Именно такое действие произвело чтение письма Белинского Гоголю (что довольно живо изобразил Антонелли, упорно именующий оратора Петром: просвещённый Липранди собственноручно исправит ошибку). Достоевский мог уверять Комиссию, что оглашённый им документ занимал его исключительно как достойный внимания литературный памятник, который «никого не может привести в соблазн»; что при чтении письма сам чтец ни жестом, ни голосом не обнаружил своего одобрения. Все эти оправдания были излишни: текст говорил сам за себя [92].
Достоевский осмелится публично огласить абсолютно нецензурное завещание покойного критика – этот желчный приговор не пожелавшему узнать в нём себя николаевскому царствованию. И система отреагировала так, как того и следовало ожидать: она отомстила мёртвому автору, покарав живых.
В подлинном приговоре военно-судной комиссии (ещё не отредактированном для печати) сказано, что Достоевский подлежит смертной казни расстрелянием «за недонесение о распространении… письма литератора Белинского и злоумышленного сочинения поручика Григорьева»[93]. В формулировке этой содержится ряд несообразностей.
Строго говоря, «недонесение о распространении» приложимо лишь к «Солдатской беседе» Григорьева, которую Достоевский слышал в авторском исполнении (на следствии, впрочем, он будет утверждать, что не ведал имени сочинителя). Что же касается «письма литератора Белинского», то упрёк в недонесении нелеп, ибо автор послания давно в могиле, а распространителем письма являлся не кто иной, как сам обвиняемый. Ему-то, очевидно, и предлагалось донести на самого себя!

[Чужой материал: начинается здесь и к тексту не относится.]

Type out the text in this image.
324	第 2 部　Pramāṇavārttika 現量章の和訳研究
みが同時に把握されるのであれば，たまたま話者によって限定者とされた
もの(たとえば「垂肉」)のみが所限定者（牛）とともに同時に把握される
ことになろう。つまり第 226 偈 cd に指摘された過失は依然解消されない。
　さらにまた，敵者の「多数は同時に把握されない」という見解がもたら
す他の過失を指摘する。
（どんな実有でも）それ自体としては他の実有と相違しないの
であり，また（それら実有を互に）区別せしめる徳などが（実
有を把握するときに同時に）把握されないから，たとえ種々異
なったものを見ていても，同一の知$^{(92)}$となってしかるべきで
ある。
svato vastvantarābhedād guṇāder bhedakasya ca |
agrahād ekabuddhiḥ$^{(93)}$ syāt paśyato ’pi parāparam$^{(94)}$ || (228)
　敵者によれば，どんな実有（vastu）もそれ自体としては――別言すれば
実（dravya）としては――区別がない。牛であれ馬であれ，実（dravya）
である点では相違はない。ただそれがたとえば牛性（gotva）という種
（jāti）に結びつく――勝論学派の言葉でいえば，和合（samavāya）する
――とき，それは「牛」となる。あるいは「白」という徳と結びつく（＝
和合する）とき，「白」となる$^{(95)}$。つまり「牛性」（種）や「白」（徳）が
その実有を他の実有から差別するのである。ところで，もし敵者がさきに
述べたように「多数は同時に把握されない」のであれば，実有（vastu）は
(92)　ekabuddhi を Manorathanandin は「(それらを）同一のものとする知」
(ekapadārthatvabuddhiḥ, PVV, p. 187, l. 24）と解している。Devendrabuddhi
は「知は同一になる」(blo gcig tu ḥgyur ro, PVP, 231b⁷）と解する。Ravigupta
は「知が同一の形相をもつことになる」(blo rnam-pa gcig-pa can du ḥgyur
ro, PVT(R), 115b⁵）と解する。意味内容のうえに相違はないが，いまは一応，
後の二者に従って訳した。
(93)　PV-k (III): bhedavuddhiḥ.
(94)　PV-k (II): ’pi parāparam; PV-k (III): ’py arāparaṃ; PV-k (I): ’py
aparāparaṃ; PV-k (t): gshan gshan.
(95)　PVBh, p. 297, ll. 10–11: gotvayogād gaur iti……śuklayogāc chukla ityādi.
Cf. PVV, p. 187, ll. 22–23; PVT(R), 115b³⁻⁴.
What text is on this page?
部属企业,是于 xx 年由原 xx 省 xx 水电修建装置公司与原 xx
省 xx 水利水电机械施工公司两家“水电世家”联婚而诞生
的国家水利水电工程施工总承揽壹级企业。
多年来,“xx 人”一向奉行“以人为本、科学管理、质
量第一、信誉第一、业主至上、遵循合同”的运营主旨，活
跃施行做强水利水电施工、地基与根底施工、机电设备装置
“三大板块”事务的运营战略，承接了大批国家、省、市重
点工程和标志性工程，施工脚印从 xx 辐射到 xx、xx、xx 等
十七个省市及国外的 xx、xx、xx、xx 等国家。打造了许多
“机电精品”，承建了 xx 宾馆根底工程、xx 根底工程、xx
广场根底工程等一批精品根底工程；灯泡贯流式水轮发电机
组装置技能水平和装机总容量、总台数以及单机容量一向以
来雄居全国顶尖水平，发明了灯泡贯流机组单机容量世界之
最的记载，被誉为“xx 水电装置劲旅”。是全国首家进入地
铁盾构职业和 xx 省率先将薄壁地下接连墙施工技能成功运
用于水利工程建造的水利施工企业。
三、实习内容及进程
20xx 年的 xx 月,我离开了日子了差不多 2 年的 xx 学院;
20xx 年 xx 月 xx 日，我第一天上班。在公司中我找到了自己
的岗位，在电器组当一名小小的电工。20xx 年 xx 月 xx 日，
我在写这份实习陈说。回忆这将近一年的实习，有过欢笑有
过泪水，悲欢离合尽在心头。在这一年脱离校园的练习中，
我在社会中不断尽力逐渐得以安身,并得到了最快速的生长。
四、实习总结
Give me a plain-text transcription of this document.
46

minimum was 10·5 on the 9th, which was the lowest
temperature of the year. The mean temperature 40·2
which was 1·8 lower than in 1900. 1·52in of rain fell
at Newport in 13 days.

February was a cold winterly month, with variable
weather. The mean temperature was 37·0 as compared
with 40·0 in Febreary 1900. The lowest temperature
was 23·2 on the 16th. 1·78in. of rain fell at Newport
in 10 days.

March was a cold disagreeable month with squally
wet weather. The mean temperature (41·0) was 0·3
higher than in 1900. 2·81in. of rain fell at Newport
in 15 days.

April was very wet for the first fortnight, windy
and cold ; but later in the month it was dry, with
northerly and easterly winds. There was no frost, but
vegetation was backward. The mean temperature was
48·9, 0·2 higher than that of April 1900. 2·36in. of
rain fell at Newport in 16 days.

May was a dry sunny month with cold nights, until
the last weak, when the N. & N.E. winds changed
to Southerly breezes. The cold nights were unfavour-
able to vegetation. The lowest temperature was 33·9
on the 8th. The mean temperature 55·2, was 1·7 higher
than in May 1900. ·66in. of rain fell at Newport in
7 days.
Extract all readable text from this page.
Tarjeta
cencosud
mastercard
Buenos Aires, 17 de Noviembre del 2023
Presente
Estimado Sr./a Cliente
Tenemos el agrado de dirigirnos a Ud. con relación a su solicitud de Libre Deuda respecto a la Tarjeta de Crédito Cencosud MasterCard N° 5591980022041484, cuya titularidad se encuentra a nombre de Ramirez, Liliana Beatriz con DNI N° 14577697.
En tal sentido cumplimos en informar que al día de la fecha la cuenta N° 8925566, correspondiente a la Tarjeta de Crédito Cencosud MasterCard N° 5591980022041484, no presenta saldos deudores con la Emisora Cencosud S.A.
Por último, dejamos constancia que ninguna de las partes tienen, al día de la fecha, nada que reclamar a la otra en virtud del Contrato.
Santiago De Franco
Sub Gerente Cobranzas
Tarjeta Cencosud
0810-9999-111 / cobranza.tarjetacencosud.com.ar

Кроме того, смертная казнь «за недонесение» – не вполне адекватная мера: даже с точки зрения военно-полевой юстиции. Не потому ли в окончательном виде формула виновности несколько изменена: тонкость, на которую до сих пор не обращали внимания.
Генерал-аудиториат постановил так: «за… участие в преступных замыслах, распространение письма литератора Белинского… и за покушение, вместе с прочими, к распространению сочинений против правительства посредством домашней литографии…»[94]
Это звучит уже гораздо солиднее. Хотя некоторые недоумения остаются.
Исчезает поручик Григорьев со своей «Солдатской беседой»: по сравнению с прочими провинностями грех недонесения почитается уже не столь важным. Появляется «участие в преступных замыслах». Не уточняется, правда, в каких именно, ибо (как явствует из дела) таковое участие следствием не доказано. Зато – во изменение прежнего мнения – уже сам обвиняемый признается распространителем письма.
И, наконец, – литография. На этом сюжете следует остановиться подробно.
Из главы 4
«Жар гибели свирепый…»
Раскол в нигилистах
Вопрос о заведении домашней литографии возник в кружке, который как бы откололся от общих сходбищ в Коломне и зажил самостоятельной жизнью. Это произошло в самом конце зимы 1849 года.
«…Мы выбирали преимущественно тех, которые не говорили речей у Петрашевского» – так определит критерий отбора один из посетителей новых – субботних – собраний у Дурова. Сам хозяин дома воспрепятствовал «официальному» приглашению Петрашевского: тот, по его мнению, «как бык уперся в философию и политику» и не понимает «изящных искусств»[95]. Впрочем, это ещё далеко не разрыв: отец-основатель посещает Дурова в «неприемные» дни, а дуровцы по-прежнему вхожи на его «пятницы».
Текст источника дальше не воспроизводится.